Bank of America Corp. posted strong first quarter results today, as higher revenue from the purchase of Merrill Lynch & Co. help offset a surge in credit costs.

The results surpassed analysts' expectations, and provide further evidence the banking sector might be improving.

But the bank also took a hefty $13.4 billion provision for credit losses and its shares fell 80 cents, or 7.5 percent, to $9.80 in premarket trading.

The Charlotte, N.C.-based company earned $2.81 billion after paying preferred dividends, or 44 cents per share, compared with a profit of $1.02 billion, 23 cents per share, in the year ago period. Analysts surveyed by Thomson Reuters expected profit of 4 cents per share.

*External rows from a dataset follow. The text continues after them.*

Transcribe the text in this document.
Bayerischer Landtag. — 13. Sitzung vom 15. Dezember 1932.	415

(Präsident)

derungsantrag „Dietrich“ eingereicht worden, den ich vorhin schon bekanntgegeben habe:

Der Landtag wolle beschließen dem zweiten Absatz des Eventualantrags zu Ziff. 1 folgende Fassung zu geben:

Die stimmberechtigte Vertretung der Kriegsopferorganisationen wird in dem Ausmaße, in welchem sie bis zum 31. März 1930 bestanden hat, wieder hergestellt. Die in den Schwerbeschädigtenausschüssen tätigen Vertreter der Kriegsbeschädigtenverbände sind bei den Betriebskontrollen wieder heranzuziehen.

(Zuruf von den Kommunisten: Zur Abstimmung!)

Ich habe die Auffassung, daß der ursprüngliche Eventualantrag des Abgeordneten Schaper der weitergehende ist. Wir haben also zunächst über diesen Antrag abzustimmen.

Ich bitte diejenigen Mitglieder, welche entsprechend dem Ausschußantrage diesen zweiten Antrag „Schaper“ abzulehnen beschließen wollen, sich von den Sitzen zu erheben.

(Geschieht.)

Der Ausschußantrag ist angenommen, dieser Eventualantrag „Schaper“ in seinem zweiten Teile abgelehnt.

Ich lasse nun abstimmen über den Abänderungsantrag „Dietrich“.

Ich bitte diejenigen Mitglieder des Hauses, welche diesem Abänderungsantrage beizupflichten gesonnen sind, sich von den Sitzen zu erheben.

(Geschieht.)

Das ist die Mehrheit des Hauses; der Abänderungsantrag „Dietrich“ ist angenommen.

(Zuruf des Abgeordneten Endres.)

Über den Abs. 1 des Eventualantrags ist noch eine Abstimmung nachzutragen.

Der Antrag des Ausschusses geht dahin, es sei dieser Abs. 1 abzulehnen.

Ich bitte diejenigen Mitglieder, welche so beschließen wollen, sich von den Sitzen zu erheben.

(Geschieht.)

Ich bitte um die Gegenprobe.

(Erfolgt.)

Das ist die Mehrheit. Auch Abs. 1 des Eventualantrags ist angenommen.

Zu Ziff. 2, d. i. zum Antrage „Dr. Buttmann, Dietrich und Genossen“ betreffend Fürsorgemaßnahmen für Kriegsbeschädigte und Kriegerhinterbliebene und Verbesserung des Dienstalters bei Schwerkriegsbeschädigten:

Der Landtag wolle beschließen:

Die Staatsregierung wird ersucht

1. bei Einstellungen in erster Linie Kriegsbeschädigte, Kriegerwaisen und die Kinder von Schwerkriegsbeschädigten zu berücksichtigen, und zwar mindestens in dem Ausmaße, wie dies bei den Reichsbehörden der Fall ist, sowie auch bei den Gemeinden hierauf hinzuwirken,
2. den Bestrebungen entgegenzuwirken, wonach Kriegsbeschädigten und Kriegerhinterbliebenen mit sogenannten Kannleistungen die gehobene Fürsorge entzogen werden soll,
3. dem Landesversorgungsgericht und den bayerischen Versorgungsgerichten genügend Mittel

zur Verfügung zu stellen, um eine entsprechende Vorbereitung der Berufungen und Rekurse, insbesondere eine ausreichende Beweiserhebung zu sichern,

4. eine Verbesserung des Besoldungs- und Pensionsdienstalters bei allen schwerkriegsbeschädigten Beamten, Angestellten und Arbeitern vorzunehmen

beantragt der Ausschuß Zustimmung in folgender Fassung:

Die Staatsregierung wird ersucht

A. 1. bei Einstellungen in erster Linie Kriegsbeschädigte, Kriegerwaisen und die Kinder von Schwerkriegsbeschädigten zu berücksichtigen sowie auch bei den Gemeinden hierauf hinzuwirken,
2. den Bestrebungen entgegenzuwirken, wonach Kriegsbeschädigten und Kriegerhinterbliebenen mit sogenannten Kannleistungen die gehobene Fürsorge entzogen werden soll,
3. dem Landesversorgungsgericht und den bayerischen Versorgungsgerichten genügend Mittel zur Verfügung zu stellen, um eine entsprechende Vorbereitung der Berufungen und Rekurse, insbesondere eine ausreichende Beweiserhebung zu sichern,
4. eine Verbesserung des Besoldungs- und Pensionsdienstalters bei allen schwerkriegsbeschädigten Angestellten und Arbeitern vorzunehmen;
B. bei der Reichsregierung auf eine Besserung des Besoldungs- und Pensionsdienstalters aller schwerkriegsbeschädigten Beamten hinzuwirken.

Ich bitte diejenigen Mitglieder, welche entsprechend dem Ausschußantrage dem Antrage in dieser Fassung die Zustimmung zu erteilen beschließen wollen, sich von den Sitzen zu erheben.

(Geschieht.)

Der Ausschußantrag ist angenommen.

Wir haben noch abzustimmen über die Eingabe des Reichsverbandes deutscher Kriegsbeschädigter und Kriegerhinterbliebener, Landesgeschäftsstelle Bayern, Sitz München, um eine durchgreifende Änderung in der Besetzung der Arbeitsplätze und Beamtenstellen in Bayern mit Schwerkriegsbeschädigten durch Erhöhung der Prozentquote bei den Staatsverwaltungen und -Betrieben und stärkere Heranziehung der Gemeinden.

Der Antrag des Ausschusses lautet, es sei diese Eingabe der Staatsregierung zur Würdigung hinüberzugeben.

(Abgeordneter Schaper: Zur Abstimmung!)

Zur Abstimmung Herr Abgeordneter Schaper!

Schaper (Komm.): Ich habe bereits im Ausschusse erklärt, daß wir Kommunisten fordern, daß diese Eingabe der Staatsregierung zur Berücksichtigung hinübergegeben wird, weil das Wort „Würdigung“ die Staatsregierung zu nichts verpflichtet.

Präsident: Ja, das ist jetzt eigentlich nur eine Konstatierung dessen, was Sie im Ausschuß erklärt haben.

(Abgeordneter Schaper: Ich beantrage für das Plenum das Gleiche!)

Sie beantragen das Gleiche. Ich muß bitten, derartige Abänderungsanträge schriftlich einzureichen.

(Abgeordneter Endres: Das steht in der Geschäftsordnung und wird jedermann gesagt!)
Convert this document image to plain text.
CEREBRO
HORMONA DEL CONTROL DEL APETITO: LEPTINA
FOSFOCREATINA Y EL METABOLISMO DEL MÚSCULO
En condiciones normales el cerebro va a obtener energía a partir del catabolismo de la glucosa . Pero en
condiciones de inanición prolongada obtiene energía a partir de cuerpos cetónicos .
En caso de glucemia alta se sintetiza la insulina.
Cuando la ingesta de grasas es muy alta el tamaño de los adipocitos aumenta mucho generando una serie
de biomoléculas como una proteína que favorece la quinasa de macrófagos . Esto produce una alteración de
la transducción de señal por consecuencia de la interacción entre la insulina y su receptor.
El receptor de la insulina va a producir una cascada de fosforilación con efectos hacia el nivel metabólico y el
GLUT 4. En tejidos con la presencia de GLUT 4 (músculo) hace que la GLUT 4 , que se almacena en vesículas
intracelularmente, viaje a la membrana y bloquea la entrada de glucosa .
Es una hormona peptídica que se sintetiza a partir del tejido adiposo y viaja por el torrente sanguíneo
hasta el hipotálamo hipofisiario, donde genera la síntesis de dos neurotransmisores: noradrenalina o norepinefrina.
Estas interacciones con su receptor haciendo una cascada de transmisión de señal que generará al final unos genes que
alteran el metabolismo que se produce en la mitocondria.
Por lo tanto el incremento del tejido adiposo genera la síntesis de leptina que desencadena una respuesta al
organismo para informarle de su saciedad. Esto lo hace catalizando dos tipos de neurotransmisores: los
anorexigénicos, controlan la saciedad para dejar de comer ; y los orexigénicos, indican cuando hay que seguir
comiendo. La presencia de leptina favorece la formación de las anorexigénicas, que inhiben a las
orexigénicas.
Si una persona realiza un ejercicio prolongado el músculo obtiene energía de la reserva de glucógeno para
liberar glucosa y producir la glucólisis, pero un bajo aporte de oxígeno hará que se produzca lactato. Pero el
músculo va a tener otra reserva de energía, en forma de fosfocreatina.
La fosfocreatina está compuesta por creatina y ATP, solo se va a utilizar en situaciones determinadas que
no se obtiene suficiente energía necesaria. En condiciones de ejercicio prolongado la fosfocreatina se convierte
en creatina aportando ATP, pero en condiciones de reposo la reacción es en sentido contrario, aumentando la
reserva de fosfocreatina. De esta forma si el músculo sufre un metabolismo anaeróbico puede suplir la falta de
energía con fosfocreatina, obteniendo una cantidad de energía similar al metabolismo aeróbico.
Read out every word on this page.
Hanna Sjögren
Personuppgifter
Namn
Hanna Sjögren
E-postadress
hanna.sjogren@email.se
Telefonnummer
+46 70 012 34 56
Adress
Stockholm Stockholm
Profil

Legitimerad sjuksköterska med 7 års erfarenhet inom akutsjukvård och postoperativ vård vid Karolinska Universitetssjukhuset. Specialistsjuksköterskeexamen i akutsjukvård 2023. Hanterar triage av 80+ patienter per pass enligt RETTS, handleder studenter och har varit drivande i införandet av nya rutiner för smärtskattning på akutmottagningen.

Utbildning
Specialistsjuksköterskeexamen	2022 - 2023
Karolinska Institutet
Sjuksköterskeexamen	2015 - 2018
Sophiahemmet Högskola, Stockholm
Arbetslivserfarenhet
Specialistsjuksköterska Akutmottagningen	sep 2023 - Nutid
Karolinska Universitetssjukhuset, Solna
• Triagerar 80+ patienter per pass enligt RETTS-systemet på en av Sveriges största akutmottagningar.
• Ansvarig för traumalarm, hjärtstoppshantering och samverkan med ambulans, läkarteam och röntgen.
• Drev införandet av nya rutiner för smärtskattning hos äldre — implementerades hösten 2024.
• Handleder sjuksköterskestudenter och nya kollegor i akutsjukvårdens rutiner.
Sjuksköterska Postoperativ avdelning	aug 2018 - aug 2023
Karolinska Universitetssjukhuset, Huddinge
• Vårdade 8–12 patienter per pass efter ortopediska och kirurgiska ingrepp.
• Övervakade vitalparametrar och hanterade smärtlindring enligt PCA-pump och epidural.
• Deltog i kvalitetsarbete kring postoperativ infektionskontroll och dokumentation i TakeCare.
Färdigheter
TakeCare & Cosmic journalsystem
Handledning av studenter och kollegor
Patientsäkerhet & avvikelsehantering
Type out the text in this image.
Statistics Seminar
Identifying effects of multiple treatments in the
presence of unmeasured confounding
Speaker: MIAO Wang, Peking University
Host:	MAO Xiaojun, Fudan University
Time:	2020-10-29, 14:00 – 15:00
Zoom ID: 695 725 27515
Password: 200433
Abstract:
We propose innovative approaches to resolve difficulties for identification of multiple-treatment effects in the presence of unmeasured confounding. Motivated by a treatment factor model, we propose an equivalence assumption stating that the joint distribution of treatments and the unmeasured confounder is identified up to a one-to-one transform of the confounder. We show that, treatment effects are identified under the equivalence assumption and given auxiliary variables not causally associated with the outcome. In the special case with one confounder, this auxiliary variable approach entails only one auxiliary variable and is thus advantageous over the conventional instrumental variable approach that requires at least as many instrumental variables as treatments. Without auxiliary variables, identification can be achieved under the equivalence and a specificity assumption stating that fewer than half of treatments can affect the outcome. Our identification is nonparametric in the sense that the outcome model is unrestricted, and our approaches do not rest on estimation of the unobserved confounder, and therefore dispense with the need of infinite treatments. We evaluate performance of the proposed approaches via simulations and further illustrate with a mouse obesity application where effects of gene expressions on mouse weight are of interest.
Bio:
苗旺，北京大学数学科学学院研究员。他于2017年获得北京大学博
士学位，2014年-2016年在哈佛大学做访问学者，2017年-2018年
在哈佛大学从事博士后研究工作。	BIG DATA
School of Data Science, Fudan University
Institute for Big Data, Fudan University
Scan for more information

The higher-than-expected earnings could take some heat off Chief Executive Ken Lewis who has faced calls from shareholders to either give up his job as chairman or be ousted.

The first quarter results include revenue from the company's acquisitions of Merrill and Countrywide Financial Corp., which Bank of America did not own last year.

During the quarter, revenue more than doubled to $35.76 billion, mainly from the addition of Merrill. Analysts expected revenue of $27.13 billion.

However, Bank of America recorded a $13.4 billion provision for credit losses in the first quarter, showing that it is not immune from deteriorating credit quality and growing unemployment. The bank set aside $6.4 billion as additional reserves to cover future losses.
One Time Gains

Accounting gains shenanigans magically turned another Citigroup loss into a $1.6 billion gain and Wells Fargo's earnings report was so full of holes the CEO ought to be under investigation for signing it. Please see Stress Over Stress Test for details.

And the real news from Bank of America is not the miraculous beat the street headline but the $13.4 billion provision for credit losses and deteriorating credit quality. Growing unemployment is going to add to those woes more than has been factored in.

$400 Billion More in Losses Coming Right Up

JPMorgan says: Banks Face $400 Billion More in Losses.
Banks are likely to realize about $400 billion more in losses on soured assets, requiring further injections of government capital, JPMorgan Chase & Co. said.

Banks will need to set aside about $215 billion more in reserves against their holdings of $2.1 trillion of U.S. home loans that haven’t been packaged into securities, mortgage-bond analysts led by Matthew Jozoff in New York wrote in a report dated April 17.

As of the fourth quarter, banks had set aside $85 billion in reserves for residential loans on their books under accounting rules that require allowances only for losses expected to be “realized in the next year or so,” according to the report. Losses from securities portfolios will slow because “they have already gone through large writedowns,” the analysts wrote.

Losses worldwide at banks and others from toxic U.S. assets may reach $2.2 trillion, the International Monetary Fund said in a report Jan. 28, more than the $1.4 trillion it predicted in October. World growth will be 0.5 percent this year, the weakest postwar pace, the IMF said in a separate report that day.

White House chief of staff Rahm Emanuel said in an interview on ABC’s “This Week” program that while he hadn’t seen results of so-called stress tests on the 19 biggest banks, he believed “we won’t” have to get more money.

Lawrence Summers, the National Economic Council director, said on NBC’S “Meet the Press” that “the first resort for more capital is going to the private markets,” by issuing new equity or swapping some liabilities into stock that dilutes other stakeholders.
Shareholder Dilution Coming Up?

If JPMorgan is correct, banks need $215 billion more in reserves. Where is that money going to come from?

Rahm Emanuel and Lawrence Summers say banks will raise that capital privately instead of at taxpayer expense.

However, it is debatable if we can believe either Emanuel or Summers because of the fraudulent Public Private Investment Plan (PPIP) of Treasury Secretary Geithner. Please see Geithner's Plan Can Succeed as well as More Ugly Details Emerge On "Geithner's Heist America Plan" for details.

However, if banks are going to raise that capital privately, there is no better time than now given the massive runup in bank shares since early March.